Gordon did say that the product has already gone through Phase I and Phase II clinical trials, and it should start Phase III trials in the near future.

Gordon invented the vaccine for infant meningitis, which is given to 95 percent of children in the U.S. as part of their childhood vaccines.

“Working on vaccines is a very exciting area and a very important one. It’s the only area I know of where a truly successful product becomes used by everyone,” Gordon said in a recent interview about his new company and why he remains interested in vaccines.

Most people under 20 years old in the U.S. have had one of the vaccines his company developed or a follow-on vaccine to the original ones, he said.

While at Oravax Inc., the Cambridge company he founded that was later sold, he secured a contract to make and stockpile 40 million doses of smallpox vaccine for the Centers for Disease Control.

He also founded North American Vaccines Inc. of Maryland, which he led as a CEO. It licensed a new vaccine for whooping cough.

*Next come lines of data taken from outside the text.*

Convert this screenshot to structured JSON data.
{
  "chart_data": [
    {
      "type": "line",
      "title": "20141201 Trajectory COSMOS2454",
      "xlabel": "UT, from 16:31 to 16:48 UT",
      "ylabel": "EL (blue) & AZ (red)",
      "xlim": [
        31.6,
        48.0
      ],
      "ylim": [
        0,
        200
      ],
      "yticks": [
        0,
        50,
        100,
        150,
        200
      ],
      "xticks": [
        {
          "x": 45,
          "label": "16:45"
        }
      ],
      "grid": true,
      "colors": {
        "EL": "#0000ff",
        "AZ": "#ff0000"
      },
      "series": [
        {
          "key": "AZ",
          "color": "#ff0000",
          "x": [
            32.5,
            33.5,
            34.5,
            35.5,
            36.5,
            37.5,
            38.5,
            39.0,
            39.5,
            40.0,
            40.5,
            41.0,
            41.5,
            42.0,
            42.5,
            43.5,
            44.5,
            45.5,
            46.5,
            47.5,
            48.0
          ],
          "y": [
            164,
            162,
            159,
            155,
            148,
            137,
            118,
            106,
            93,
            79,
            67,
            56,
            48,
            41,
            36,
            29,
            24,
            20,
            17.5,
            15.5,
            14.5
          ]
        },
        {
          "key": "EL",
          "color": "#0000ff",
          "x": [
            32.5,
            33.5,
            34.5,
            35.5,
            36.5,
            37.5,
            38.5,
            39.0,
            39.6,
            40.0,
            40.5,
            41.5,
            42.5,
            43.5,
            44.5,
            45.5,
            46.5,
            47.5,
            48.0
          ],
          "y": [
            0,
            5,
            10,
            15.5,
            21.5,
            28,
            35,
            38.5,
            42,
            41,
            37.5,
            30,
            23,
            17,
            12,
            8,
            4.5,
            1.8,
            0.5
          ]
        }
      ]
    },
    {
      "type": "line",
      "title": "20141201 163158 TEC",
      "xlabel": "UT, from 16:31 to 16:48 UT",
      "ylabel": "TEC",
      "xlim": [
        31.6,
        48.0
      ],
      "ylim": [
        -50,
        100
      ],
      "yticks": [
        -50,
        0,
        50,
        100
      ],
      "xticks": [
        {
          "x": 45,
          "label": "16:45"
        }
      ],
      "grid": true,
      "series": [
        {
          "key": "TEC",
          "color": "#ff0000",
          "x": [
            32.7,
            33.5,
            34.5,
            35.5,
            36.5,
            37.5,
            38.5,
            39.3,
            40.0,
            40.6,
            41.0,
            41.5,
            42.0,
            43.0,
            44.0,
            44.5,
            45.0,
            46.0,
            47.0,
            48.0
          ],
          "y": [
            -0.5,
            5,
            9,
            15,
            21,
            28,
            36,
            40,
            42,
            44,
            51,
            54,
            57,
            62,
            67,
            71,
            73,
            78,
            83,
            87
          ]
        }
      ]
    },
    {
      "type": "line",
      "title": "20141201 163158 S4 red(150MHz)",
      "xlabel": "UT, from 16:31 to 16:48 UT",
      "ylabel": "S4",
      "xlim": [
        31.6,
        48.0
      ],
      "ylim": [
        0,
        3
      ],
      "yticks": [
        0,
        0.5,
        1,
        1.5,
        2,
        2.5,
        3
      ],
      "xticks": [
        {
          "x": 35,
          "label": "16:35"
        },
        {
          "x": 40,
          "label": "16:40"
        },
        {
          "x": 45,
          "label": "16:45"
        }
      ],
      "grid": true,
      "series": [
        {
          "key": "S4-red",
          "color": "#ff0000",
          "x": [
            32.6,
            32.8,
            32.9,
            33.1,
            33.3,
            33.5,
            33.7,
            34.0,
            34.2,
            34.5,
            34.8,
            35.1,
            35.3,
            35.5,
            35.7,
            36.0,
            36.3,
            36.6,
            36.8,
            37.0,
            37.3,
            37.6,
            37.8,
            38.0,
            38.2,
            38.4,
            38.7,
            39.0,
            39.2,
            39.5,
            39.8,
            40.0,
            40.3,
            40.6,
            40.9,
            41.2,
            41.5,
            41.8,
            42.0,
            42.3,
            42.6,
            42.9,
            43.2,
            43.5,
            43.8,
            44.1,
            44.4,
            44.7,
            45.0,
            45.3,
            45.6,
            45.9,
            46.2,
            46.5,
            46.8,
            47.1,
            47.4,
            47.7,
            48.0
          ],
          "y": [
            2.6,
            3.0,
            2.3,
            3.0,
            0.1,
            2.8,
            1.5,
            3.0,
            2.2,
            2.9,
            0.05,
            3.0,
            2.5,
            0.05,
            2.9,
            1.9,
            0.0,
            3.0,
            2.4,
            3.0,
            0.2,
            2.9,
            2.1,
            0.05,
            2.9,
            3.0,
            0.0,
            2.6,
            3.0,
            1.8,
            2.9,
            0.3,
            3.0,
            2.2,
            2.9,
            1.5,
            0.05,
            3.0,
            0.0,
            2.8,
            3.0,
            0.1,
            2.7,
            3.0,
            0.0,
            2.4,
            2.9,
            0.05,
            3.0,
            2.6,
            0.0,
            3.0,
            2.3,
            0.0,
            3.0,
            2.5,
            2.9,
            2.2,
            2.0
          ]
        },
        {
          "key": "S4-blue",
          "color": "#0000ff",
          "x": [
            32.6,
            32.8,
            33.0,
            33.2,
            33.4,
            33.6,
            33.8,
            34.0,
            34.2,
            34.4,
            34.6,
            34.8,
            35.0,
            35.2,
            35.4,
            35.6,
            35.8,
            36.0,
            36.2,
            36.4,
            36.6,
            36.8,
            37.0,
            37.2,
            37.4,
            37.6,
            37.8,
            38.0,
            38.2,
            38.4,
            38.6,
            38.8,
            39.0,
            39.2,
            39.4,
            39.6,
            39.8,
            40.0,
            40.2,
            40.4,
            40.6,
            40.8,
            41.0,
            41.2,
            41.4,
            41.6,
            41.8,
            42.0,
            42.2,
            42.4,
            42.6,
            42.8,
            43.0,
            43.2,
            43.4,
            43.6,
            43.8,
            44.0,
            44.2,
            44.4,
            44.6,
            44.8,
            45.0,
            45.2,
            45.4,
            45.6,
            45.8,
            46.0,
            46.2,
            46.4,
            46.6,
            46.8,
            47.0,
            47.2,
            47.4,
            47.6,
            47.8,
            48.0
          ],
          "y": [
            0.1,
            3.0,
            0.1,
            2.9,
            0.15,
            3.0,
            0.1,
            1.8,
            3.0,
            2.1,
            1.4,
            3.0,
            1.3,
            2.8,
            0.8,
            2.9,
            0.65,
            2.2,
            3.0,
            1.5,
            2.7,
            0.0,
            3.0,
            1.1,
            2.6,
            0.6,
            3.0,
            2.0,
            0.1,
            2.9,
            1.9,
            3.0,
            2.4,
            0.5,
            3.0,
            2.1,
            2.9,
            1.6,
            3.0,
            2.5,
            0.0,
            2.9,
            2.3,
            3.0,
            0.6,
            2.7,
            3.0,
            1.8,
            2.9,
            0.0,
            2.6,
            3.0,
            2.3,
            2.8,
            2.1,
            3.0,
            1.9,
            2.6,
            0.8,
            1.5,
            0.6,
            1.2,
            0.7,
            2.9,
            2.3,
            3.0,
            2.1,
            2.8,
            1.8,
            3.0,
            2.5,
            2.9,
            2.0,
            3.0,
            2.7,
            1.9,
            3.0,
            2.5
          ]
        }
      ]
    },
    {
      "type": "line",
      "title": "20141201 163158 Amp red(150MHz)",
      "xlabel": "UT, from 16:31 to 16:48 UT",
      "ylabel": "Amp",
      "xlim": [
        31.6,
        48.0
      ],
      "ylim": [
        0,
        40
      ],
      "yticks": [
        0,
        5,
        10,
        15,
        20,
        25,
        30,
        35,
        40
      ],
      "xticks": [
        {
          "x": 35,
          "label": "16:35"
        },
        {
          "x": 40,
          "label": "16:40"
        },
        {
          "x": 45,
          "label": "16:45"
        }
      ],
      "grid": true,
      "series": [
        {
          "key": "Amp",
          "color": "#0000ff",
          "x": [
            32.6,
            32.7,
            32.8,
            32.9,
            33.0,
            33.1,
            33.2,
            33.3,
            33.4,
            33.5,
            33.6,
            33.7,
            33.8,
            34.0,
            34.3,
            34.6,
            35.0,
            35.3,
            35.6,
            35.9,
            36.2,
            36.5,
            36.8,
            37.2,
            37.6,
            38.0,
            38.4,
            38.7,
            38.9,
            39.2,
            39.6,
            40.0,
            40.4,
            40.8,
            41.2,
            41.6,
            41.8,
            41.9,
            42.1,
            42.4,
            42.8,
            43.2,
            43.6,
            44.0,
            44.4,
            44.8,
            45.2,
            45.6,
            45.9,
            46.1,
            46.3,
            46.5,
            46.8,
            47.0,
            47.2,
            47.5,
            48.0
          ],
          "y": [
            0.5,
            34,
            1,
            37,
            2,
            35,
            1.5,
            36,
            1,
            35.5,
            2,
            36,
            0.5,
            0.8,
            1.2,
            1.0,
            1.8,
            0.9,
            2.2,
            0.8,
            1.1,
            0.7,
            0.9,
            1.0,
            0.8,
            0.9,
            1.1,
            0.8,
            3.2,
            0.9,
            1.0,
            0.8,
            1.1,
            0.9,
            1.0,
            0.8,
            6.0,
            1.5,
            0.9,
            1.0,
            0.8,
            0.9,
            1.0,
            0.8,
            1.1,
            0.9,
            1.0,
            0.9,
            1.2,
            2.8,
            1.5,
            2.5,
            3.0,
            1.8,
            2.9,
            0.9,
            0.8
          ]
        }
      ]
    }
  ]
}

Baxter International Inc. bought the company in 1999 for a stock deal valued at $390 million.

Most recently, Gordon was president and CEO of VaxGen Inc. of California, which developed an HIV vaccine that was not effective and an anthrax vaccine. VaxGen lost the contract with the National Institutes of Health to develop the anthrax vaccine after it missed preliminary deadlines, although the company said it had solved technical issues that held up the process. Gordon left VaxGen in early 2007 and started ImmunoBiologics in September 2007.

Gordon said his new company has hired Roman M. Chicz as its vice president of research, who will be heading out to the West Coast very soon. Chicz was most recently Antigenics Inc.’s senior vice president of research and preclinical development. Antigenics is a New York-based company with a research facility in Lexington.

Antigenics makes cancer vaccines that are being evaluated and is also working on products for infectious and autoimmune diseases.

Chicz also founded ZYCOS Inc., a Lexington, Mass.-based company that developed genetic-based drugs, which was acquired by another company.